Para começar, basta notar quando a respiração é longa e quando ela é curta. Nas etapas restantes, porém, você treina a si mesmo. Em outras palavras, você tem que descobrir por si mesmo como fazer o que o Buddha recomenda. Os dois primeiros treinos são inspirar e expirar, sensível ao corpo inteiro; em seguida acalmar o efeito que a respiração tem no corpo. Como você faz isso? Você experimenta. Qual ritmo da respiração, qual o modo de conceber a respiração acalma o seu efeito sobre o corpo? Tente pensar na respiração não como o ar que entra e sai dos pulmões, mas como o fluxo de energia por todo o corpo que atrai o ar para dentro e para fora. Onde você sente esse fluxo de energia? Pense nele como fluindo para dentro e para fora da parte de trás do seu pescoço, em seus pés e mãos, ao longo dos nervos e vasos sanguíneos, em seus ossos. Pense nisso entrando e saindo de cada poro de sua pele. Onde é que está bloqueado? Como você dissolve os bloqueios? Ao respirar através deles? Em torno deles? Direto para eles? Veja o que funciona.

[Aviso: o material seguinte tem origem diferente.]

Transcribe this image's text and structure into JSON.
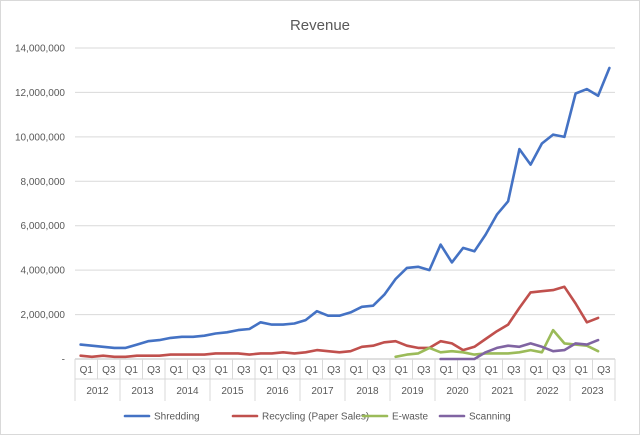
{
  "chart_data": {
    "type": "line",
    "title": "Revenue",
    "xlabel": "",
    "ylabel": "",
    "ylim": [
      0,
      14000000
    ],
    "yticks": [
      0,
      2000000,
      4000000,
      6000000,
      8000000,
      10000000,
      12000000,
      14000000
    ],
    "ytick_labels": [
      "-",
      "2,000,000",
      "4,000,000",
      "6,000,000",
      "8,000,000",
      "10,000,000",
      "12,000,000",
      "14,000,000"
    ],
    "grid": true,
    "legend_position": "bottom",
    "quarter_labels": [
      "Q1",
      "Q3",
      "Q1",
      "Q3",
      "Q1",
      "Q3",
      "Q1",
      "Q3",
      "Q1",
      "Q3",
      "Q1",
      "Q3",
      "Q1",
      "Q3",
      "Q1",
      "Q3",
      "Q1",
      "Q3",
      "Q1",
      "Q3",
      "Q1",
      "Q3",
      "Q1",
      "Q3"
    ],
    "years": [
      "2012",
      "2013",
      "2014",
      "2015",
      "2016",
      "2017",
      "2018",
      "2019",
      "2020",
      "2021",
      "2022",
      "2023"
    ],
    "series": [
      {
        "name": "Shredding",
        "color": "#4472c4",
        "values": [
          650000,
          600000,
          550000,
          500000,
          500000,
          650000,
          800000,
          850000,
          950000,
          1000000,
          1000000,
          1050000,
          1150000,
          1200000,
          1300000,
          1350000,
          1650000,
          1550000,
          1550000,
          1600000,
          1750000,
          2150000,
          1950000,
          1950000,
          2100000,
          2350000,
          2400000,
          2900000,
          3600000,
          4100000,
          4150000,
          4000000,
          5150000,
          4350000,
          5000000,
          4850000,
          5600000,
          6500000,
          7100000,
          9450000,
          8750000,
          9700000,
          10100000,
          10000000,
          11950000,
          12150000,
          11850000,
          13100000
        ]
      },
      {
        "name": "Recycling (Paper Sales)",
        "color": "#c0504d",
        "values": [
          150000,
          100000,
          150000,
          100000,
          100000,
          150000,
          150000,
          150000,
          200000,
          200000,
          200000,
          200000,
          250000,
          250000,
          250000,
          200000,
          250000,
          250000,
          300000,
          250000,
          300000,
          400000,
          350000,
          300000,
          350000,
          550000,
          600000,
          750000,
          800000,
          600000,
          500000,
          500000,
          800000,
          700000,
          400000,
          550000,
          900000,
          1250000,
          1550000,
          2300000,
          3000000,
          3050000,
          3100000,
          3250000,
          2500000,
          1650000,
          1850000
        ]
      },
      {
        "name": "E-waste",
        "color": "#9bbb59",
        "values": [
          null,
          null,
          null,
          null,
          null,
          null,
          null,
          null,
          null,
          null,
          null,
          null,
          null,
          null,
          null,
          null,
          null,
          null,
          null,
          null,
          null,
          null,
          null,
          null,
          null,
          null,
          null,
          null,
          100000,
          200000,
          250000,
          500000,
          300000,
          350000,
          300000,
          200000,
          250000,
          250000,
          250000,
          300000,
          400000,
          300000,
          1300000,
          700000,
          650000,
          600000,
          350000
        ]
      },
      {
        "name": "Scanning",
        "color": "#8064a2",
        "values": [
          null,
          null,
          null,
          null,
          null,
          null,
          null,
          null,
          null,
          null,
          null,
          null,
          null,
          null,
          null,
          null,
          null,
          null,
          null,
          null,
          null,
          null,
          null,
          null,
          null,
          null,
          null,
          null,
          null,
          null,
          null,
          null,
          0,
          0,
          0,
          0,
          300000,
          500000,
          600000,
          550000,
          700000,
          550000,
          350000,
          400000,
          700000,
          650000,
          850000
        ]
      }
    ]
  }
}
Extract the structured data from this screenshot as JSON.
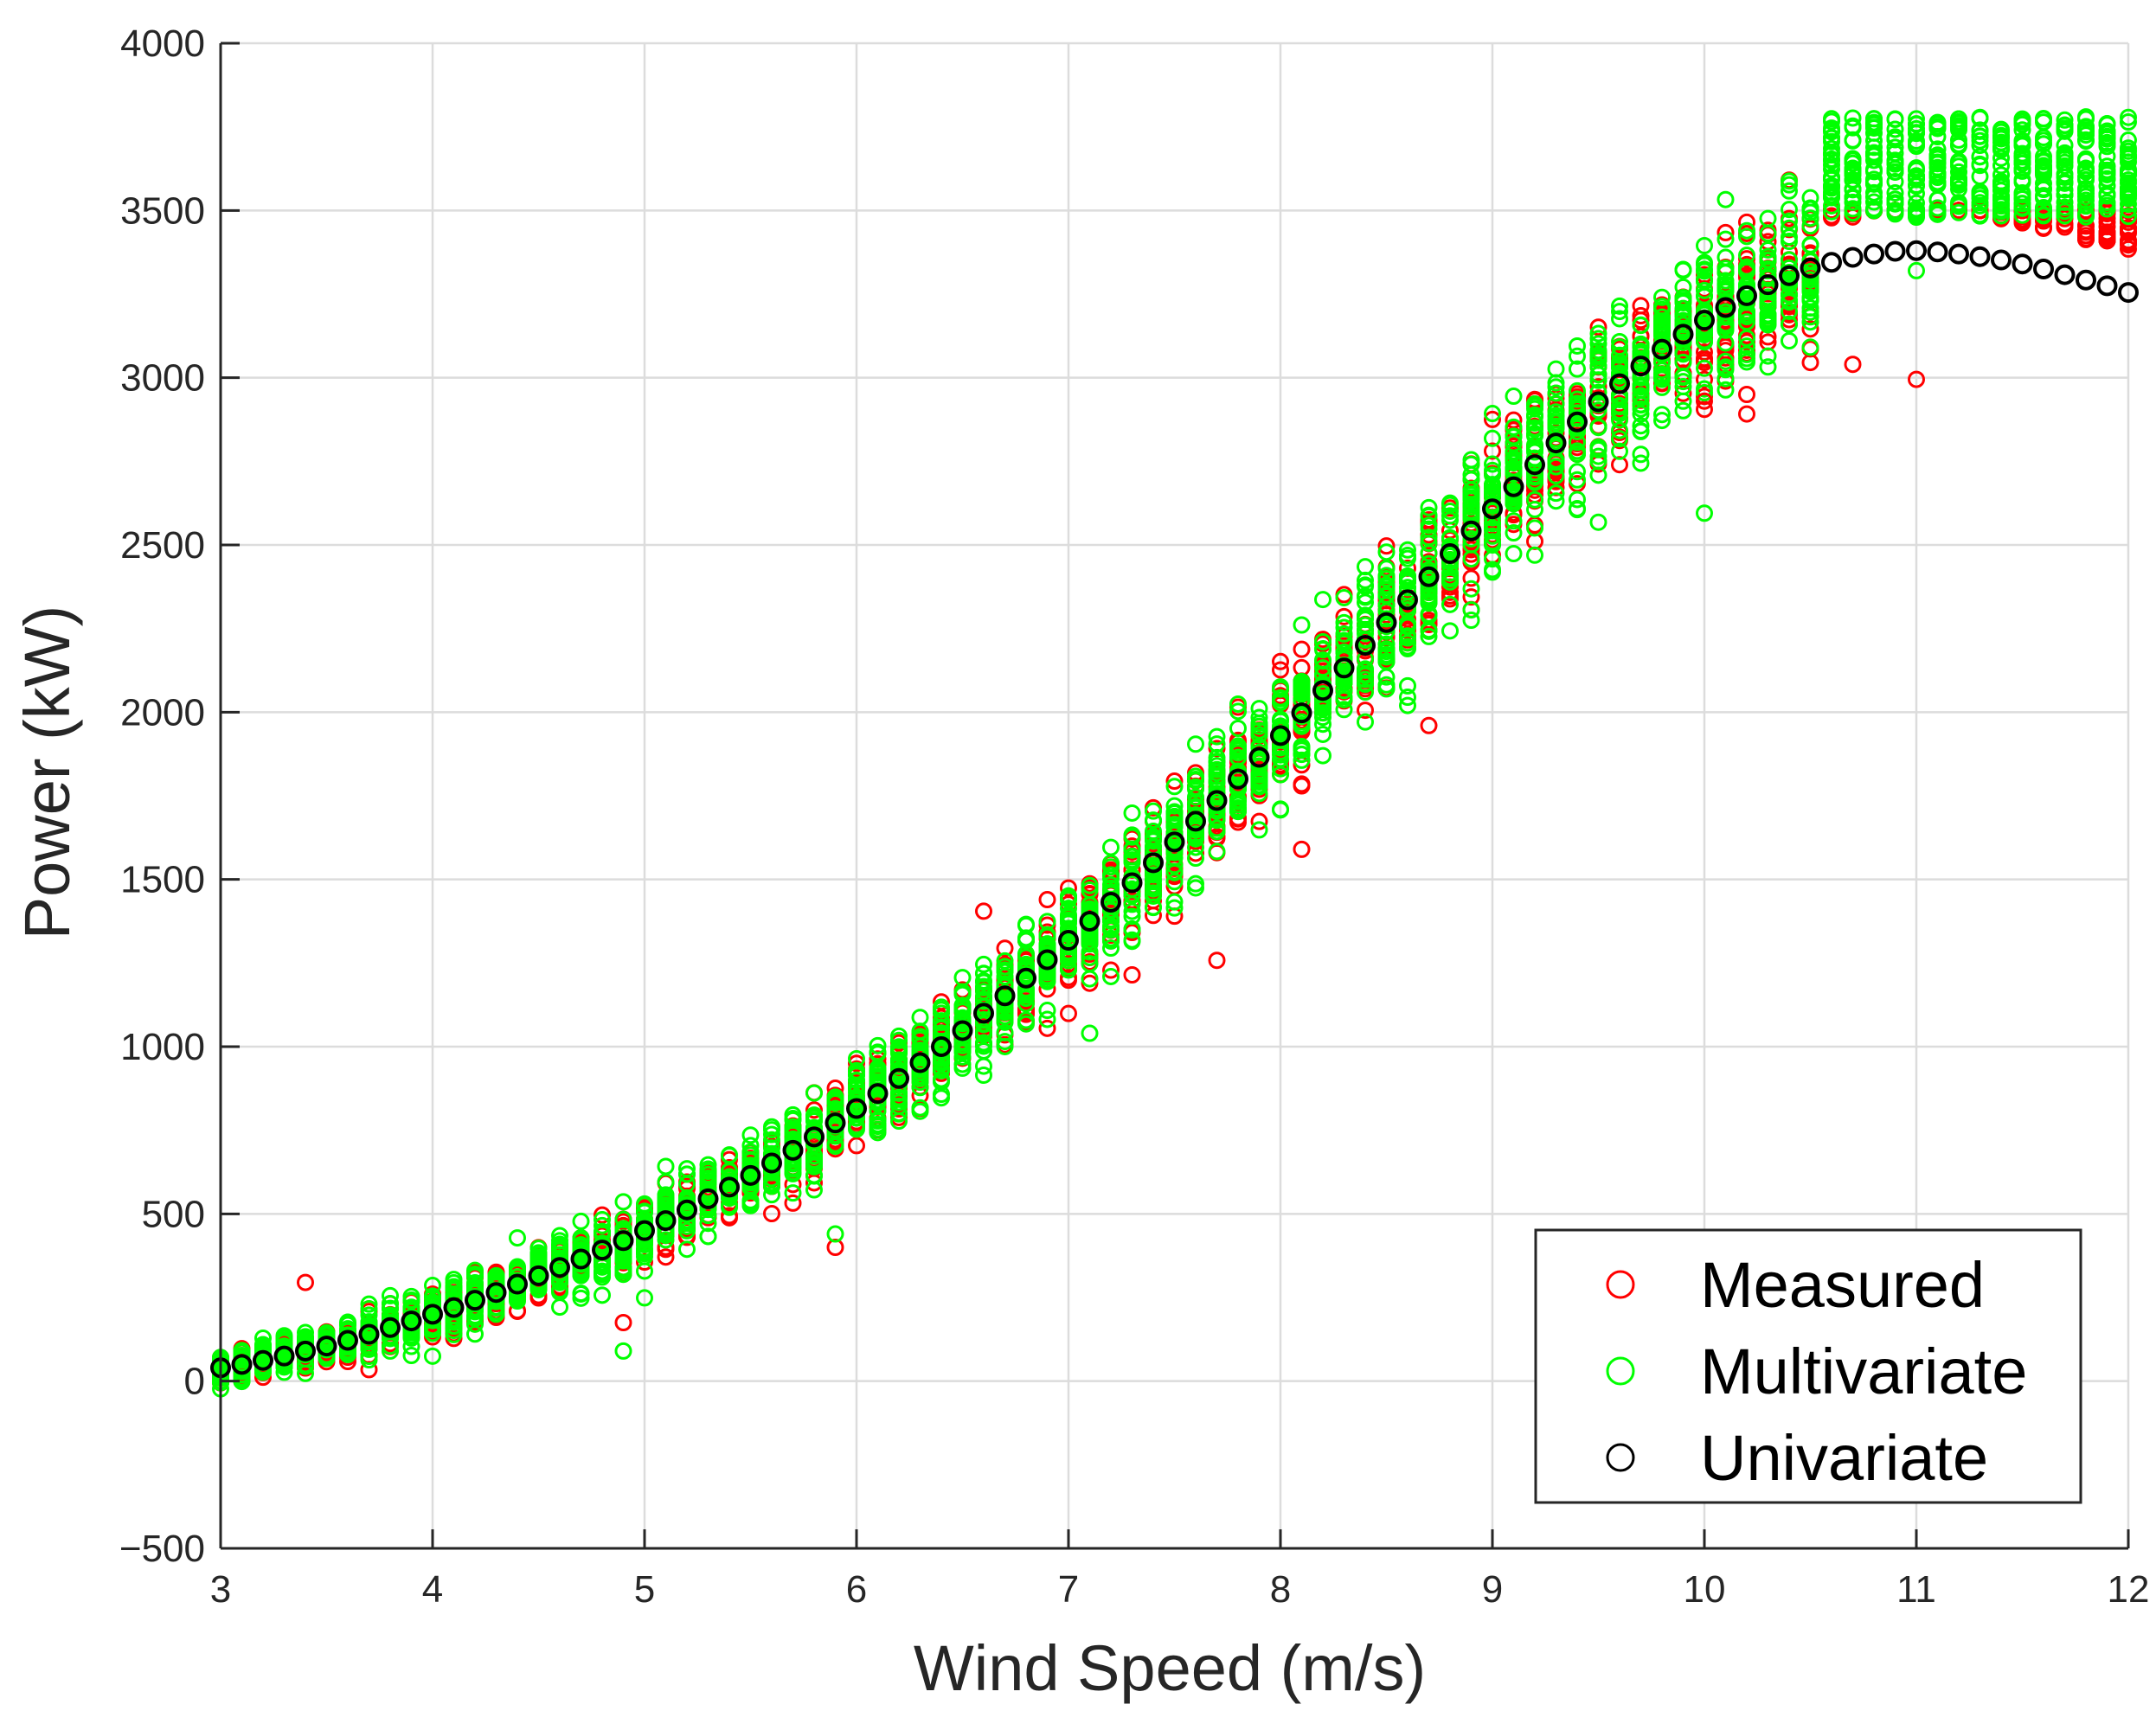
{
  "chart_data": {
    "type": "scatter",
    "title": "",
    "xlabel": "Wind Speed (m/s)",
    "ylabel": "Power (kW)",
    "xlim": [
      3,
      12
    ],
    "ylim": [
      -500,
      4000
    ],
    "xticks": [
      3,
      4,
      5,
      6,
      7,
      8,
      9,
      10,
      11,
      12
    ],
    "yticks": [
      -500,
      0,
      500,
      1000,
      1500,
      2000,
      2500,
      3000,
      3500,
      4000
    ],
    "xtick_labels": [
      "3",
      "4",
      "5",
      "6",
      "7",
      "8",
      "9",
      "10",
      "11",
      "12"
    ],
    "ytick_labels": [
      "−500",
      "0",
      "500",
      "1000",
      "1500",
      "2000",
      "2500",
      "3000",
      "3500",
      "4000"
    ],
    "grid": true,
    "legend_position": "bottom-right",
    "colors": {
      "measured": "#ff0000",
      "multivariate": "#00ff00",
      "univariate": "#000000"
    },
    "legend": [
      {
        "name": "Measured",
        "color": "#ff0000"
      },
      {
        "name": "Multivariate",
        "color": "#00ff00"
      },
      {
        "name": "Univariate",
        "color": "#000000"
      }
    ],
    "series": [
      {
        "name": "Univariate",
        "color": "#000000",
        "x": [
          3.0,
          3.1,
          3.2,
          3.3,
          3.4,
          3.5,
          3.6,
          3.7,
          3.8,
          3.9,
          4.0,
          4.1,
          4.2,
          4.3,
          4.4,
          4.5,
          4.6,
          4.7,
          4.8,
          4.9,
          5.0,
          5.1,
          5.2,
          5.3,
          5.4,
          5.5,
          5.6,
          5.7,
          5.8,
          5.9,
          6.0,
          6.1,
          6.2,
          6.3,
          6.4,
          6.5,
          6.6,
          6.7,
          6.8,
          6.9,
          7.0,
          7.1,
          7.2,
          7.3,
          7.4,
          7.5,
          7.6,
          7.7,
          7.8,
          7.9,
          8.0,
          8.1,
          8.2,
          8.3,
          8.4,
          8.5,
          8.6,
          8.7,
          8.8,
          8.9,
          9.0,
          9.1,
          9.2,
          9.3,
          9.4,
          9.5,
          9.6,
          9.7,
          9.8,
          9.9,
          10.0,
          10.1,
          10.2,
          10.3,
          10.4,
          10.5,
          10.6,
          10.7,
          10.8,
          10.9,
          11.0,
          11.1,
          11.2,
          11.3,
          11.4,
          11.5,
          11.6,
          11.7,
          11.8,
          11.9,
          12.0
        ],
        "y": [
          40,
          50,
          62,
          75,
          90,
          105,
          122,
          140,
          160,
          180,
          200,
          220,
          242,
          265,
          290,
          315,
          340,
          365,
          392,
          420,
          450,
          480,
          512,
          545,
          580,
          615,
          652,
          690,
          730,
          772,
          815,
          860,
          905,
          952,
          1000,
          1048,
          1100,
          1152,
          1205,
          1260,
          1318,
          1375,
          1432,
          1490,
          1550,
          1612,
          1674,
          1736,
          1800,
          1865,
          1930,
          1998,
          2065,
          2132,
          2200,
          2268,
          2336,
          2405,
          2474,
          2542,
          2608,
          2674,
          2740,
          2805,
          2868,
          2928,
          2982,
          3035,
          3085,
          3130,
          3172,
          3210,
          3245,
          3278,
          3305,
          3328,
          3345,
          3360,
          3370,
          3378,
          3380,
          3376,
          3370,
          3362,
          3352,
          3340,
          3325,
          3308,
          3292,
          3275,
          3255
        ]
      }
    ],
    "scatter_model": {
      "note": "Measured and Multivariate clouds are dense vertical columns at each 0.1 m/s bin around the Univariate curve",
      "x_step": 0.1,
      "measured_spread_kW": [
        40,
        190
      ],
      "multivariate_spread_kW": [
        40,
        220
      ],
      "saturation": {
        "measured_cap_kW": 3500,
        "multivariate_cap_kW": 3750,
        "from_x": 10.6
      }
    }
  }
}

Ao jogar com a respiração dessa forma, vai cometer alguns erros – eu, às vezes, fiquei com dores de cabeça por forçar muito a respiração – mas, com a atitude certa, os erros tornam-se lições sobre aprender como o impacto das suas percepções modela a maneira como você respira. Você também vai se pegar ficando impaciente ou frustrado, mas depois vai ver que quando você respira através dessas emoções, elas vão embora. Você está começando a ver o impacto da respiração sobre a mente. O próximo passo é respirar dentro e fora com uma sensação de plenitude refrescante e uma sensação de facilidade. Aqui, também, você precisa experimentar, tanto com a maneira como você respira, como com a maneira como você concebe a respiração. Observe como essas sensações e concepções têm um impacto sobre a mente, e como você pode acalmar esse impacto para que a mente se sinta mais à vontade.

Então, quando a respiração está calma e você foi revigorado com sentimentos de bem-estar e tranquilidade, você está pronto para olhar para sua mente propriamente dita. Entretanto, você não deixa a respiração. Você ajusta sua atenção ligeiramente, de forma que esteja observando sua mente tal como ela permanece com a respiração. Aqui o Buddha recomenda três áreas para experimentação. Observe como alegrar a mente quando ela precisa ser contentada, como estabilizar a mente quando ela precisa ser acalmada, e como liberá-la de seus agregados e encargos quando ela está pronta para liberá-los.

Às vezes, a vontade firme e regozijada exige trazer outros tópicos para a contemplação. Por exemplo, para regozijar a mente vocês podem desenvolver uma atitude de boa vontade infinita ou lembrar-se dos momentos em que eram virtuosos ou generosos. Para firmar a mente quando ela estiver prostrada pelo desejo, vocês podem contemplar o lado desagradável do corpo humano. Para restabelecer seu foco quando estiverem sonolentos ou complacentes, vocês podem contemplar a morte – compreendendo que ela pode vir a qualquer momento e vocês precisam preparar sua mente para enfrentá-la com alguma dignidade. Outras vezes, vocês podem regozijar ou firmar a mente simplesmente pelo modo como focam na própria respiração. Por exemplo, exalar em suas mãos e pés pode realmente ancorar a mente quando a concentração se torna oscilante. Quando um ponto no corpo não é o suficiente para manter seu interesse, tentem focar na respiração em dois pontos ao mesmo tempo. O importante é que se ponham em uma posição em que possam experimentar com a mente e ler os resultados de seus experimentos com precisão cada vez maior. Vocês podem tentar explorar essas habilidades fora da almofada também: como vocês regozijam sua mente quando estão doentes? Como firmam a mente ao lidar com uma pessoa difícil?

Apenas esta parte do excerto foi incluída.